ヨネックスとオリンピック:金メダルを支えた技術とスポーツビジネスの仕組み
ミラノ・コルティナ・オリンピック(五輪)は競技1日目の7日、スノーボード男子ビッグエアで木村葵来が金メダル、木俣椋真が銀メダルを獲得した。スキージャンプ女子個人ノーマルヒルでは丸山希が銅メダルを手にした。日本勢にとっては今大会初のメダルとなった。
テニスやバドミントンのラケットでおなじみのスポーツ用品メーカー「ヨネックス」。2026年2月に開催されたミラノ・コルティナ冬季五輪のスノーボード競技において、同社のロゴが中継映像やSNSで大きな注目を集める結果となりました。
スポーツの国際大会で契約選手が活躍すると、用具を提供する企業の名前が世界中に知れ渡ります。では、このような国際舞台でのブランド露出は、企業の価値を示す指標である株価にどのような影響をもたらすのでしょうか。
Q. ヨネックスがスノーボード事業に参入したのは いつごろでしょうか?
A. 1985年ごろ
B. 1995年ごろ
C. 2005年ごろ
→正解は「B. 1995年ごろ」です。
ヨネックスは1995年に 業界初のフルカーボングラファイト構造のスノーボードを発表し、スノーボード事業に参入しました 。それ以前からラケットで培ったカーボン技術があり、その技術をボードにも応用したことが特徴です。
ラケットから雪山へ:広がる事業と技術
ヨネックスはラケット事業の印象が強いものの、ウェアやゴルフなど幅広く事業を展開しています。スノーボードへの参入は1995年です。
なぜラケットメーカーが雪山へ進出できたのかというと、バドミントン等で培った「カーボン技術」を応用できたからです。木材を芯にする業界に対し、同社はフルカーボングラファイト構造を採用しました。カーボンの「軽くて強い」「しなりやねじれを調整しやすい」という特性は、大きな一枚の板にも適した素材でした。
自社の得意技術を他分野に横展開した事例と言えます。
金メダル獲得と株価上昇のつながり
2026年ミラノ五輪では、同社契約の戸塚優斗選手が男子ハーフパイプで95.00点を出し金メダルを獲得しました。木村葵来選手も男子ビッグエアで179.50点を記録し、同種目の日本男子初となる金メダルに輝いています。

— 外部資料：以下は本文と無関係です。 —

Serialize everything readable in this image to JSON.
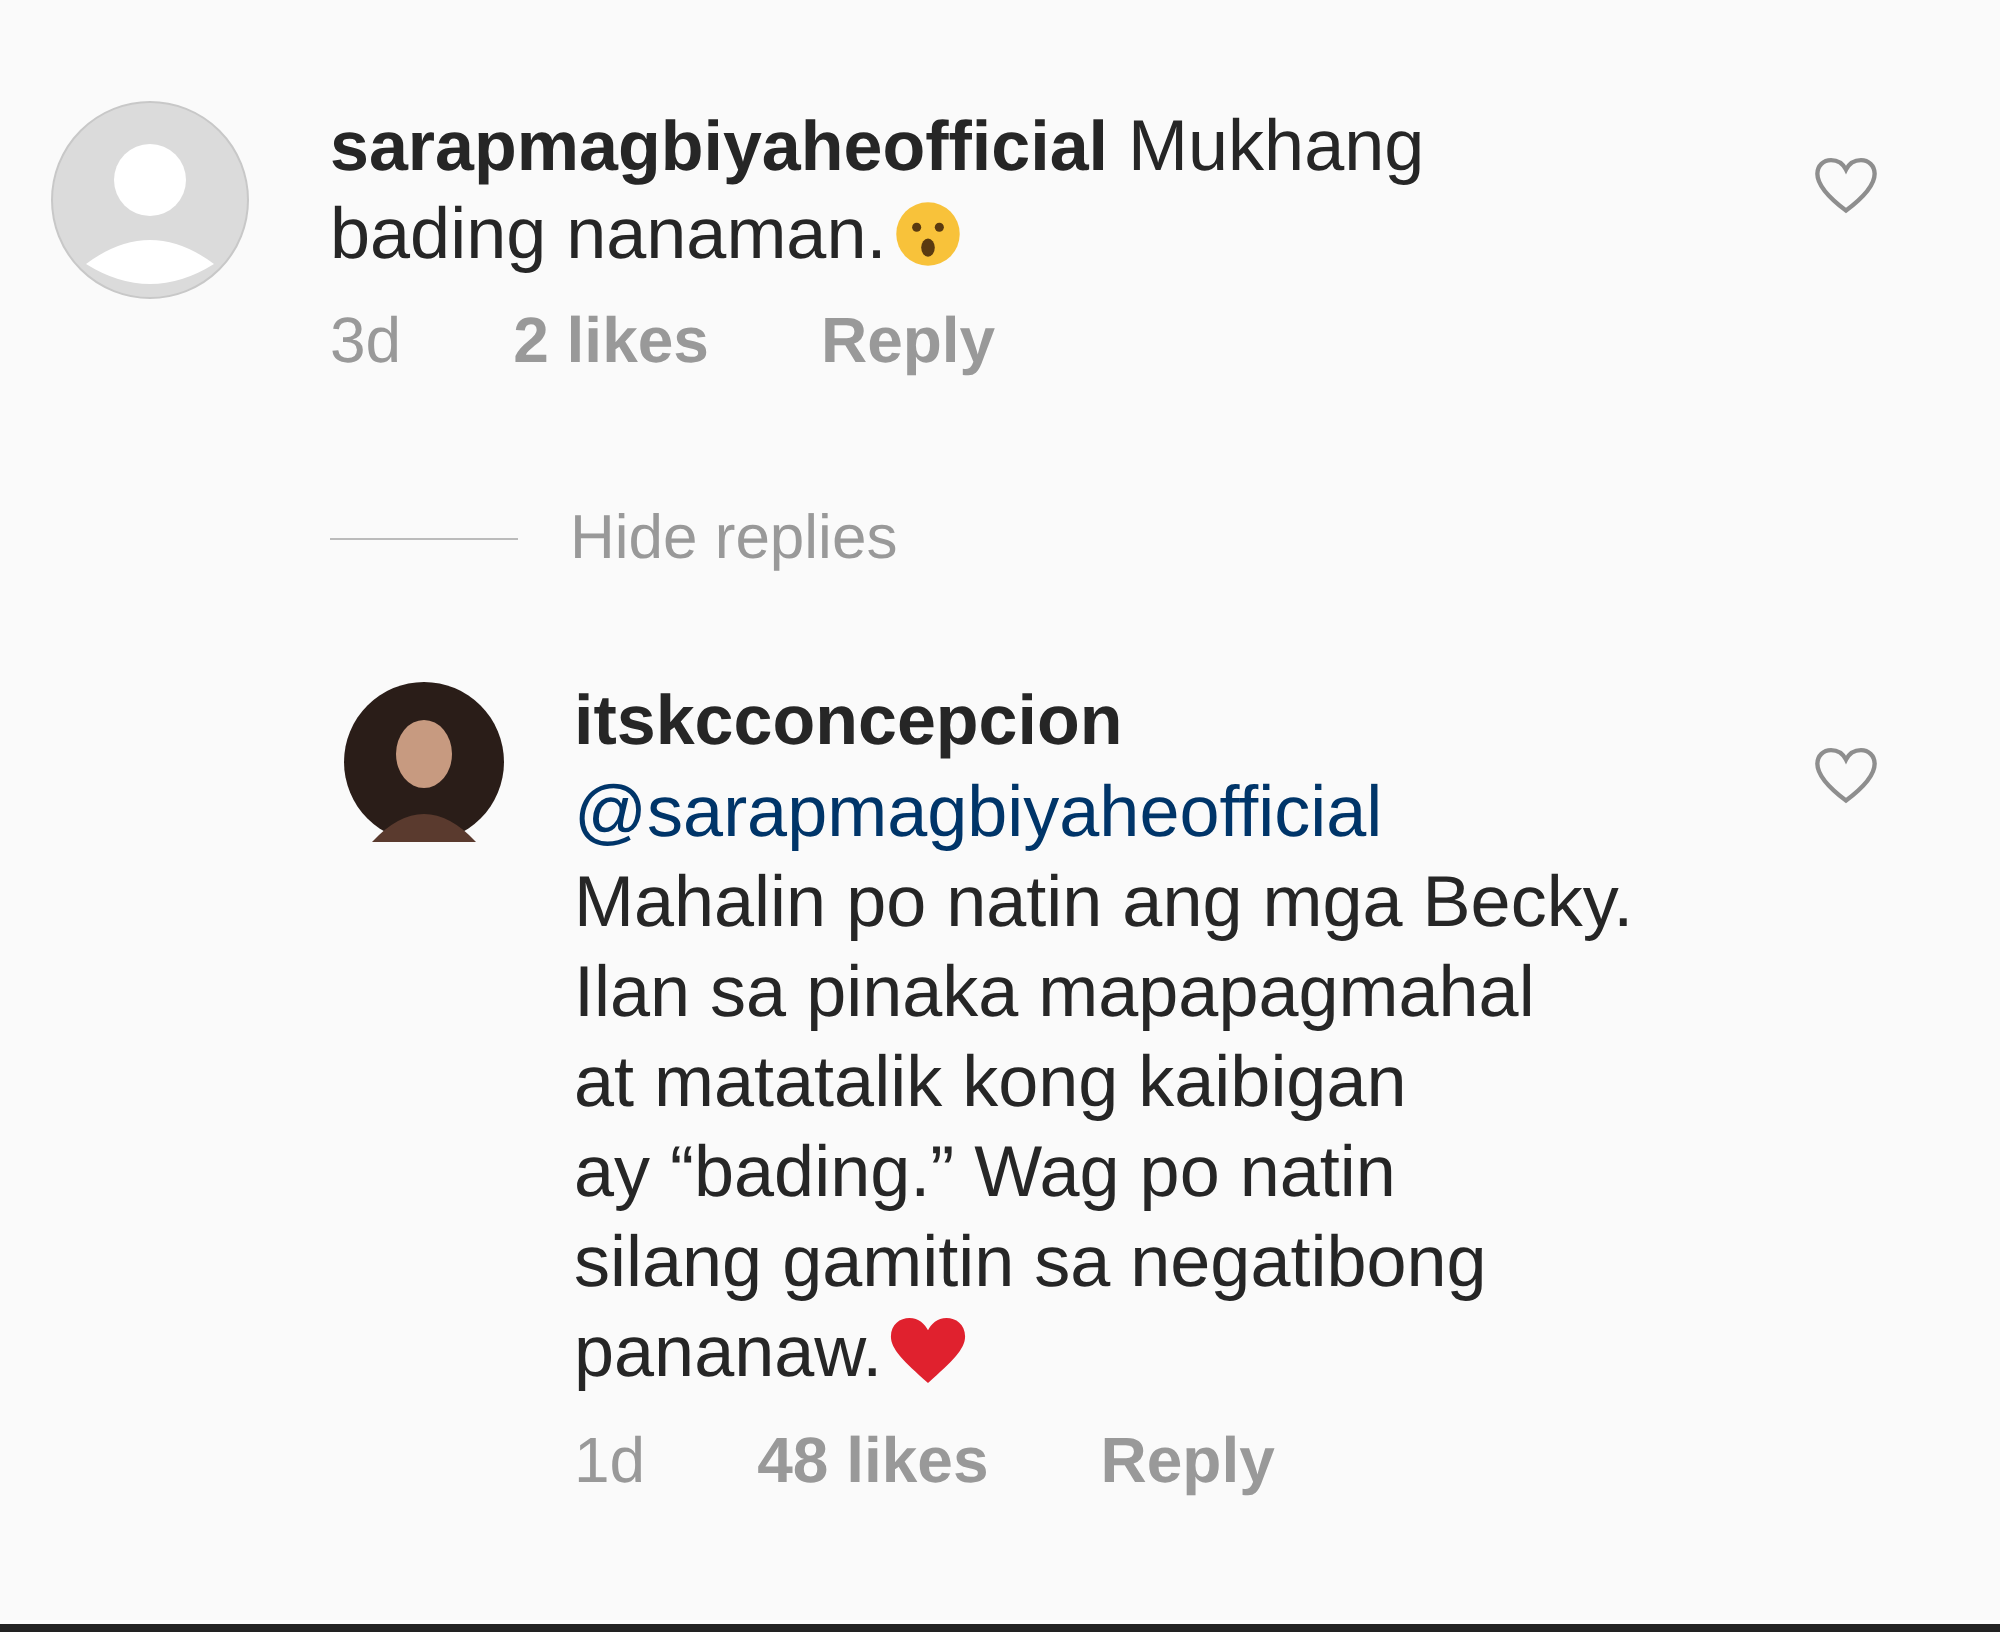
{
  "comments": [
    {
      "kind": "comment",
      "username": "sarapmagbiyaheofficial",
      "text": "Mukhang bading nanaman.",
      "time": "3d",
      "likes": "2 likes",
      "reply": "Reply",
      "liked": false
    },
    {
      "kind": "reply",
      "username": "itskcconcepcion",
      "mention": "@sarapmagbiyaheofficial",
      "text": "Mahalin po natin ang mga Becky.\nIlan sa pinaka mapapagmahal\nat matatalik kong kaibigan\nay “bading.” Wag po natin\nsilang gamitin sa negatibong\npananaw.",
      "time": "1d",
      "likes": "48 likes",
      "reply": "Reply",
      "liked": false
    }
  ],
  "hide_replies": "Hide replies"
}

この「金メダル効果」と前後して同社の株価(会社の価値を示す指標)は上昇トレンドを描きました。オリンピック開幕前から両選手の金メダル獲得までの期間に、ヨネックスの株価は約20%の上昇が確認されました。
- 2月6日終値(ミラノオリンピック開幕前):3,270円
- 2月19日:一時4,015円前後

五輪の露出を通じて将来の利益拡大が予想されると株が買われる仕組みが存在します。
売上高(商品の総売上)も、過去4年間で2.7倍に成長しています。株価上昇は、単なる話題性だけでなく、着実な事業成長の裏付けに期待されているとも言えそうです。

スポンサー契約がもたらす経済効果
用具などを提供して活動を支援するスポンサー契約には、双方にメリットが存在しています。一般的な利点を以下の表に整理しました。
| 立場 | 期待される主な効果 |
|---|---|
| 企業側 | ブランド認知拡大、企業イメージ向上、商品開発への意見還元 |
| 選手側 | 用具や活動資金の支援によるコスト軽減、知名度の向上と活動拡大 |
企業側は、トップ選手からのフィードバックを新製品の開発に活かせる点が挙げられます。選手が実践で使用して改良点を伝えることで、より高品質な製品が生まれるサイクルです。一方の選手側には、高額な用具コストが軽減され、競技に専念しやすい環境が整う仕組みと言えるでしょう。
スポンサー契約は単なる広告宣伝ではなく、互いの価値を高め合うビジネスパートナーとしての側面を持っています。
まとめ
- ヨネックスはラケット技術を応用しスノーボードへ参入
- カーボン素材により軽量で強い用具の開発を実現した
- ミラノ五輪で契約選手2名が金メダルを獲得した
- 五輪期間中に同社の株価は一時約20%上昇した
- スポンサー契約は企業と選手双方に多様な利益をもたらす
- 認知拡大だけでなく技術開発への還元も重要な効果である
スポーツの国際大会は、選手の活躍を楽しむだけでなく、裏側にある企業の技術力や戦略を知る良い機会になります。ラケットの技術が雪山で活かされたように、一つの強みを別の分野へ応用する工夫は、さまざまなビジネスの現場で見られる現象です。
次にスポーツ中継を見る際は、選手が使う用具に注目してみてください。そのブランドはなぜその選手をサポートしているのでしょうか。また、そこからどのような新しい技術が生まれようとしているのか、考えてみましょう。